Night out takes on new meaning
All countries showed a marked increase in sales of salty snacks and alcohol, driven in part by the aperitivo occasion on Zoom.
Salty snacks clocked in the highest spend across all the countries, with Spaniards pulling out all the stops to match up snacks (up 28%) with alcohol (tequila was the biggest seller) to keep the uncertainty, frustration and boredom of lockdown at bay.
This was followed by Greece (+28% for snacks to accompany rum) and Germany (snacks up 16%, paired with gin).
The biggest market for the salty snacks sector though remains the UK, up 3.5% to €1.2bn in spend.
On the alcoholic side, sales of wine rose by between 4% to 17% points in all countries, except in France, which recorded a 31% sales decrease, especially champagne as celebrations were cancelled.

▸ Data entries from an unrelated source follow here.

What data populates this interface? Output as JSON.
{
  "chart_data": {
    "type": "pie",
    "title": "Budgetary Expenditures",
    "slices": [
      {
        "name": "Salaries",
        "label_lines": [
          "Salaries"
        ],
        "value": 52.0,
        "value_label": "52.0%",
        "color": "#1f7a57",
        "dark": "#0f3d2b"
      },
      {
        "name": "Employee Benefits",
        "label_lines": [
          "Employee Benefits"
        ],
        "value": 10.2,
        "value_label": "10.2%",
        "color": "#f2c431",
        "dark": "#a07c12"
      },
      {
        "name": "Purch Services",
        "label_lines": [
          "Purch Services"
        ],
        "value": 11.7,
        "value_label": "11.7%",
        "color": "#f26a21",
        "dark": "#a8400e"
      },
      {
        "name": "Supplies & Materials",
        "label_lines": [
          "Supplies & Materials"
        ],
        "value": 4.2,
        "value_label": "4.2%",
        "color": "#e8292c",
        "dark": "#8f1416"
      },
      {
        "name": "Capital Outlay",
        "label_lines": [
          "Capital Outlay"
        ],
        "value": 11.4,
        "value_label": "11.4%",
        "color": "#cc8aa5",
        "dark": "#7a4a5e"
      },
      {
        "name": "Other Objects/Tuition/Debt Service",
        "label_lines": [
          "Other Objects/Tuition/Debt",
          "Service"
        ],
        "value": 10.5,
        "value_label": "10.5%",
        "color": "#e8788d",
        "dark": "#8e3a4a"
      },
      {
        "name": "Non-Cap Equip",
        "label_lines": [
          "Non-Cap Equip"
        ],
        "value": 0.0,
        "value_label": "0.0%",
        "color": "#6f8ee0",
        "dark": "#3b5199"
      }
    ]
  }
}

Consumption of salty snacks and spirits remains high across all seven countries, especially as several have reengaged stringent lockdown rules.
The family film night in became the new going out, driving the sales of popcorn.
In Italy, popcorn grew by over half (+53%) and by 19% in Germany, but purchase levels returned to normal once lockdown ended.
At home baking all the rage
According to IRI, the coronavirus outbreak hasn’t been as sweet to confectionery sales.
The sweet treats fell in almost all countries during lockdown and have not recovered, with candy sales in all countries still down or flat versus a year ago. The only country to clock in sales growth was Spain (+2%), driven by children’s favourites. Gummies were up by 37.8% to €30m as people found a way to deal with home schooling.
The desire for adult candies, like chewing gum, is obviously largely related to working at the office, so was hit hard everywhere. The Netherlands saw a reverse trend on mint throat sweets, noting growth during the initial panic of the pandemic, but since falling by 9%.
Chocolate, on the other hand, recorded a soar in sales. Despite seasonal sales suffering – particularly Easter – overall, the sector fared extremely well, growing by 40% in France, 39% in Spain, 33% in Italy and 28% in Greece.
The market researcher, however, noted chocolate sales were driven by a large degree by the home baking trend, which became all the rage for many in lockdown.